Manuka honey should contain a minimum of 70 percent manuka pollen, says Bray, but he estimates that 70 percent of the manuka honey in the market falls below that, while some major brands fall below ten percent. Molan also sees problems with the way manuka honey is labelled. “There’s an awful lot on sale which isn’t [genuine] and its activity, even when it’s rated, is just hydrogen peroxide activity, like in cheaper honeys. It probably has little or no actual manuka in it.” To be sure your honey is from the source it claims to be, look for a brand that includes the pollen percentage on its packaging.

Organic
Honey can be certified organic if it meets certain strict criteria, such as avoiding synthetic chemicals and antibiotics within the hives, situating the hives several kilometres from non-organic agricultural areas, and not replacing the bees’ winter honey with sugar syrup (a common practice in beekeeping).
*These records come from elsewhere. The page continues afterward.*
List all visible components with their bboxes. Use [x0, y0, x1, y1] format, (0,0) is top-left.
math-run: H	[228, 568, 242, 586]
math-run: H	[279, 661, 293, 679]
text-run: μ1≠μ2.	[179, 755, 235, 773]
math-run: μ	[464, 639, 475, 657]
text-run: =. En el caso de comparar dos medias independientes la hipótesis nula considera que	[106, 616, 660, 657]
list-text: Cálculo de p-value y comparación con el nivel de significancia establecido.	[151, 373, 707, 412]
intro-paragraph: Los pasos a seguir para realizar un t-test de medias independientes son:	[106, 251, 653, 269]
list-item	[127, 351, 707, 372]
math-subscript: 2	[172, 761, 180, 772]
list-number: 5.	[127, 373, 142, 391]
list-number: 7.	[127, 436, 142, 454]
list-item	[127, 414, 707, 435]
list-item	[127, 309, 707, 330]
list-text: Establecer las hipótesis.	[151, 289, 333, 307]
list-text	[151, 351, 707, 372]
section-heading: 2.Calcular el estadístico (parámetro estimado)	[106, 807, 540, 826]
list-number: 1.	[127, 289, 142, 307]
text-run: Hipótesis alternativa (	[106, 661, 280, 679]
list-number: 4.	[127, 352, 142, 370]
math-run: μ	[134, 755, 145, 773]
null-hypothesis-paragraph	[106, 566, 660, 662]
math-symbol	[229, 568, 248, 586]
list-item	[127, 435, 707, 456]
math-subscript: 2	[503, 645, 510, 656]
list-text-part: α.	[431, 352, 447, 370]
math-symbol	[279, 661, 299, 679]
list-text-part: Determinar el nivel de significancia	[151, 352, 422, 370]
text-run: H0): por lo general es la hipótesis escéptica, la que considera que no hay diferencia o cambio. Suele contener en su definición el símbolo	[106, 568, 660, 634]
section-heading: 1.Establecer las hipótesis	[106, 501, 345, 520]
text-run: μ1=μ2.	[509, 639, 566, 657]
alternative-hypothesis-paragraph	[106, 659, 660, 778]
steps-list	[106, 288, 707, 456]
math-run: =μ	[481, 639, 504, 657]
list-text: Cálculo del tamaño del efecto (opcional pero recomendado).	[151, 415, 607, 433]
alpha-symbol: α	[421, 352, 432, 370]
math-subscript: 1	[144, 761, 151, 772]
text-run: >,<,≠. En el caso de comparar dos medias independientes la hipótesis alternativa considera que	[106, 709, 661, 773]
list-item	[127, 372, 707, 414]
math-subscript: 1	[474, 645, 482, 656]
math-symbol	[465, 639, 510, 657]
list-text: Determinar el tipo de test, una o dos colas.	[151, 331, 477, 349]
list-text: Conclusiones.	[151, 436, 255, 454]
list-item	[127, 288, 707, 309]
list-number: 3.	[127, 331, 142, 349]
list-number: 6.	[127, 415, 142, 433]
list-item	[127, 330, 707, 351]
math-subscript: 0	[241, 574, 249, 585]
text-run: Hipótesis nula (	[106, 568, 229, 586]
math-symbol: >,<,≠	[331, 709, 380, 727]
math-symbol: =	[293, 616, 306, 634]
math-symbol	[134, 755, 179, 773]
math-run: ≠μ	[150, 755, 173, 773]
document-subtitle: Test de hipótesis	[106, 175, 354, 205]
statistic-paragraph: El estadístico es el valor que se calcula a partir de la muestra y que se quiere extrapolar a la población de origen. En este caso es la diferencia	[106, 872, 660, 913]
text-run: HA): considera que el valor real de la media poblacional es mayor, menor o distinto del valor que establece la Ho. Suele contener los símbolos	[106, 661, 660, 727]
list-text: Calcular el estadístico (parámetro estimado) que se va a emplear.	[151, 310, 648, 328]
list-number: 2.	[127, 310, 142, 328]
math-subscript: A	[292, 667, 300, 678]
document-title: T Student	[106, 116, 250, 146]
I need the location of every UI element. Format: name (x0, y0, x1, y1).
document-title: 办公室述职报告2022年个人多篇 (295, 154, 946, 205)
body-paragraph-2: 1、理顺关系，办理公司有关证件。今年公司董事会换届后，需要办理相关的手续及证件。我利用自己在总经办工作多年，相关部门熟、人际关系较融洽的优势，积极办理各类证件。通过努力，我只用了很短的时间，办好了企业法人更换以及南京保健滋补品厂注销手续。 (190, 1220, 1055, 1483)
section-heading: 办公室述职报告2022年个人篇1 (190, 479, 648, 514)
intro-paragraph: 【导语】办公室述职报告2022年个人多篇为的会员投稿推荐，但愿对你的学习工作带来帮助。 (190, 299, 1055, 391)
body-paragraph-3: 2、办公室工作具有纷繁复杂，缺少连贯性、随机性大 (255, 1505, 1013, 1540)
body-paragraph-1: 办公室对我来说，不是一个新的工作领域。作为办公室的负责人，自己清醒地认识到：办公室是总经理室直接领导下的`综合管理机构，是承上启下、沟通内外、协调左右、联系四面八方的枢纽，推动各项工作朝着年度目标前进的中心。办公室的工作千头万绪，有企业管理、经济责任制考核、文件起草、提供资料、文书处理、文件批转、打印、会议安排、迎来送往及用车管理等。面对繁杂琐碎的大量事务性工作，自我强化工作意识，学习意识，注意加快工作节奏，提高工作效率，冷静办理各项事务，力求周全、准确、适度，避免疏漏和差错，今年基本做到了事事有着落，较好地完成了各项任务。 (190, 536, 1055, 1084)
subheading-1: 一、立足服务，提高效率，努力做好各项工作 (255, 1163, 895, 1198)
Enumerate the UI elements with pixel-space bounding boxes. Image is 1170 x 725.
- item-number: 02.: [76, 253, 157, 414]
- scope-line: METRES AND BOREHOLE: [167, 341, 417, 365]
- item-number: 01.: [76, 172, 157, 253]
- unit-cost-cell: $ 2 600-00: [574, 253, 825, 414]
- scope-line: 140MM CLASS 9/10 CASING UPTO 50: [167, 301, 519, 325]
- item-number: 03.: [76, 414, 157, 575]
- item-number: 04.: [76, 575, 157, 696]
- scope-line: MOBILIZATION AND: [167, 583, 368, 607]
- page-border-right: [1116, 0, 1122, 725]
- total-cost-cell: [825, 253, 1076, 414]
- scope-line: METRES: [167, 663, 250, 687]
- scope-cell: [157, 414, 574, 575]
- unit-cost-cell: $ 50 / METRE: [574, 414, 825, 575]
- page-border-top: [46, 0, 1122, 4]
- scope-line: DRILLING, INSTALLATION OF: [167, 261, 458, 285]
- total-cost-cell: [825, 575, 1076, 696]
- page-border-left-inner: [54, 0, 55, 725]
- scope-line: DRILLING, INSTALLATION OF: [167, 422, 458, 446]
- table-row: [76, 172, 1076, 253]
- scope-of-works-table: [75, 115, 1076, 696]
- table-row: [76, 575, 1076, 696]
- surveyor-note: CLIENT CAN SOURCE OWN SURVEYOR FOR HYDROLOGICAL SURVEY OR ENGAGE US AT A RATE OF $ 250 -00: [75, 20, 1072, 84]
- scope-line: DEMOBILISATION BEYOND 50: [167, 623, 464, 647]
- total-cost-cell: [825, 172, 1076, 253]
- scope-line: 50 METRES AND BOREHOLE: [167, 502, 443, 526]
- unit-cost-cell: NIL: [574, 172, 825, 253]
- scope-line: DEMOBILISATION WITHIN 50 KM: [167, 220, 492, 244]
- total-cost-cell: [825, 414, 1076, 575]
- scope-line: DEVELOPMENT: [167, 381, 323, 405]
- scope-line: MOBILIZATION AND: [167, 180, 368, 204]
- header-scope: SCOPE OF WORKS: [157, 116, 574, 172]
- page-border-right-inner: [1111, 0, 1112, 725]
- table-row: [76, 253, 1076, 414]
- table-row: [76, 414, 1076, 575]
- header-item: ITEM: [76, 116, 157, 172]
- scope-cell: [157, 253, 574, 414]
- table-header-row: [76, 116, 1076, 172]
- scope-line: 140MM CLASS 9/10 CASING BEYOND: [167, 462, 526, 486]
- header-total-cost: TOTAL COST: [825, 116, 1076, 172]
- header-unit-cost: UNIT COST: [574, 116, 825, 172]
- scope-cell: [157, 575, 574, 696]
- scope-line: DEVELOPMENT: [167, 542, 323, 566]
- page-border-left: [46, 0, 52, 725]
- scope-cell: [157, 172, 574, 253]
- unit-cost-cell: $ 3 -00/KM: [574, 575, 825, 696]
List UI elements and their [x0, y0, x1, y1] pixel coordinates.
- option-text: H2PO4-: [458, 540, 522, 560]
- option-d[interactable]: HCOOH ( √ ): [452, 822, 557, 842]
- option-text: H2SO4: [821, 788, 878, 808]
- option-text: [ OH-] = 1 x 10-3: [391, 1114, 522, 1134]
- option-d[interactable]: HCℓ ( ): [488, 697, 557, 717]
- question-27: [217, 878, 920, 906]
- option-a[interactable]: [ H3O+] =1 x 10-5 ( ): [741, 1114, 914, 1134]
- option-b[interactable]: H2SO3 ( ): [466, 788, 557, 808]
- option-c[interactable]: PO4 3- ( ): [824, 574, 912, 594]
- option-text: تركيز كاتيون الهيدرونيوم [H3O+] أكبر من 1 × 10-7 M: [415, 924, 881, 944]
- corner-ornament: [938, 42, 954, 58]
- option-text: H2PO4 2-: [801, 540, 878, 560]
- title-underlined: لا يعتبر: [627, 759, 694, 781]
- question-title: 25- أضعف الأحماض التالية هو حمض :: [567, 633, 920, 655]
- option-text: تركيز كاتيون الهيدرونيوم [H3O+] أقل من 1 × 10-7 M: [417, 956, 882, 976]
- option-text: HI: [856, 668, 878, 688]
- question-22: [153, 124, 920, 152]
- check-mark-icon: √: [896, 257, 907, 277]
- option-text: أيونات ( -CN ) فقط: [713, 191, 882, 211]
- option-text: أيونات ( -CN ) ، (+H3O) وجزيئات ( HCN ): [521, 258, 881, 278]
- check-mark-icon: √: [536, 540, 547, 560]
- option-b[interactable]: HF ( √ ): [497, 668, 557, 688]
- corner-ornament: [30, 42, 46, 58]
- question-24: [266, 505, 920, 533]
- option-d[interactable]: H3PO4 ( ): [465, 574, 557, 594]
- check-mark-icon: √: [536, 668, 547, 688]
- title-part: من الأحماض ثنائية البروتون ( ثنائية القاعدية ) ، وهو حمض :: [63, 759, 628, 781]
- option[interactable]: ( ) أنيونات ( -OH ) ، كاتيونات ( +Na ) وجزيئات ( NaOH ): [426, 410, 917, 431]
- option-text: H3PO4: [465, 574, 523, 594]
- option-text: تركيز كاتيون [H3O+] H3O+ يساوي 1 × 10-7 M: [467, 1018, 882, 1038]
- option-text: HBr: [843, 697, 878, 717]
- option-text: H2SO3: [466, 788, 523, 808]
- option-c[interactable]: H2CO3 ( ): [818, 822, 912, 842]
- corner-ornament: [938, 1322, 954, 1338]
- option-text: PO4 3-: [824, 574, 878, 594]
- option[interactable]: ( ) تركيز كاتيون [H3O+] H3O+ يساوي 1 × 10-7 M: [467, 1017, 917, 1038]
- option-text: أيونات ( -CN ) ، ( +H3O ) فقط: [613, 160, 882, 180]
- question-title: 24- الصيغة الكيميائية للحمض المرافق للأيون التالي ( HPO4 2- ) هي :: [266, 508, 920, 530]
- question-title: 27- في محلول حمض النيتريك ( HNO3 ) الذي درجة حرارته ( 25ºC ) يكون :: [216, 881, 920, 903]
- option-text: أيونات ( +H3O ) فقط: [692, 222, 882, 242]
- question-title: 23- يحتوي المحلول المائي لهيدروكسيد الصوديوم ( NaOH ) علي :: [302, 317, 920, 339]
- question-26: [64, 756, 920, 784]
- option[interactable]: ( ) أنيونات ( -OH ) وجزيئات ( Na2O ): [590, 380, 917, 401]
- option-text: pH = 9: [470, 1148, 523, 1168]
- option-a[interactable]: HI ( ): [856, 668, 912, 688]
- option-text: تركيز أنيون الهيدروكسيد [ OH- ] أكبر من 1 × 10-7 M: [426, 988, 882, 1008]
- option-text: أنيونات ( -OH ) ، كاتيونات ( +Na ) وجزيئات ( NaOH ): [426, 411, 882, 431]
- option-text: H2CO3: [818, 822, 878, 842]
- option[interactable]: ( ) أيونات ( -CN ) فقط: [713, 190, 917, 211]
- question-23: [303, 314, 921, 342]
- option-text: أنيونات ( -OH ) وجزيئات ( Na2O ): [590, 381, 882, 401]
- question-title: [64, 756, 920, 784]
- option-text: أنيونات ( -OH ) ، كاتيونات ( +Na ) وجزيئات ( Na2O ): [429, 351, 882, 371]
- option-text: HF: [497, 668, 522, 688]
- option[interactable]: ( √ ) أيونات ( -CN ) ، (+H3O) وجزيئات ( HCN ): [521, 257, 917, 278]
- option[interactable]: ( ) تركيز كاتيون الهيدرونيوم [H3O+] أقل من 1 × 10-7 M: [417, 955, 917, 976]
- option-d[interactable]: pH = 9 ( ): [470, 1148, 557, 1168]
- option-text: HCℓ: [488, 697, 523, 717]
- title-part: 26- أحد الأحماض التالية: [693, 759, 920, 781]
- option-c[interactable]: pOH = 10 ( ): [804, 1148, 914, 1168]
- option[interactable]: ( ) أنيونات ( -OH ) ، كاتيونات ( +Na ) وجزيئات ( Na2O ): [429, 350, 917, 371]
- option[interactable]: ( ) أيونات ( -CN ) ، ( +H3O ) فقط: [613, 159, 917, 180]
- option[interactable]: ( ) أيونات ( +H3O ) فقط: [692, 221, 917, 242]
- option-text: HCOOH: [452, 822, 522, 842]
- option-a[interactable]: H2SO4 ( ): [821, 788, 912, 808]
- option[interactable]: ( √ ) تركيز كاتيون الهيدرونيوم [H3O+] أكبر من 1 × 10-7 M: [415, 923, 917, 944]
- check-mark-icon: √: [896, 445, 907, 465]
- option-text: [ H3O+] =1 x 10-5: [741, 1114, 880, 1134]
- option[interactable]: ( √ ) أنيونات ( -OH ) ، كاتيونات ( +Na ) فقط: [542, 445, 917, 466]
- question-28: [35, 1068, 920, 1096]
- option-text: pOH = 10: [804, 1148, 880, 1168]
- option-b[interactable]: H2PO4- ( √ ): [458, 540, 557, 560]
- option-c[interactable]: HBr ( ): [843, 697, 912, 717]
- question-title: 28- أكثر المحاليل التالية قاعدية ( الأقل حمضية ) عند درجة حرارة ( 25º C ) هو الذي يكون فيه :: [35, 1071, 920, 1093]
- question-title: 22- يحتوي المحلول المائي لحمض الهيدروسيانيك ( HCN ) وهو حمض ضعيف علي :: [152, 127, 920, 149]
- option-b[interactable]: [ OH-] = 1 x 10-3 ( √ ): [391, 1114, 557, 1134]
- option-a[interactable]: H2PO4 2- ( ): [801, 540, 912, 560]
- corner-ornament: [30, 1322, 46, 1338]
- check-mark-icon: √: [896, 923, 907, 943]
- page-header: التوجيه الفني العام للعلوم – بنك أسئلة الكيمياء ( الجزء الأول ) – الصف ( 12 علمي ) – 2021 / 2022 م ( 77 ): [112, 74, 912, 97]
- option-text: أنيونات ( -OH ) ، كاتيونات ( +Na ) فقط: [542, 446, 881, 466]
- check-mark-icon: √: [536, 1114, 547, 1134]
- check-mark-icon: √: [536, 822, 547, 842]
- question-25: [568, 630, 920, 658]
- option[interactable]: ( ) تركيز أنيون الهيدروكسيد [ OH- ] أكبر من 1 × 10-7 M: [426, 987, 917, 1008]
The word ‘organic’ alone doesn’t mean anything unless it is accompanied by a third-party certification.

Raw
“There’s no definition for ‘raw’,” says Bray. It could mean that the honey has never been heated or filtered, or merely that is uncooked, or that it is simply a ‘raw material’.

Antioxidants
Molan is planning to develop a measurement of antioxidant activity in honey, so that each batch can be labelled. New Zealand Honey Specialties, which produces the NZ Honey Co brand, is so far the only company to do this, he says. Each 340 gram jar claims to contain the same antioxidants as 100 cups of green tea.

GI
The glycaemic index of honey is currently not labelled on honey, but Molan is seeking funding from the honey industry to develop a laboratory-based tool to be able to measure this a lot more easily than with dietary testing.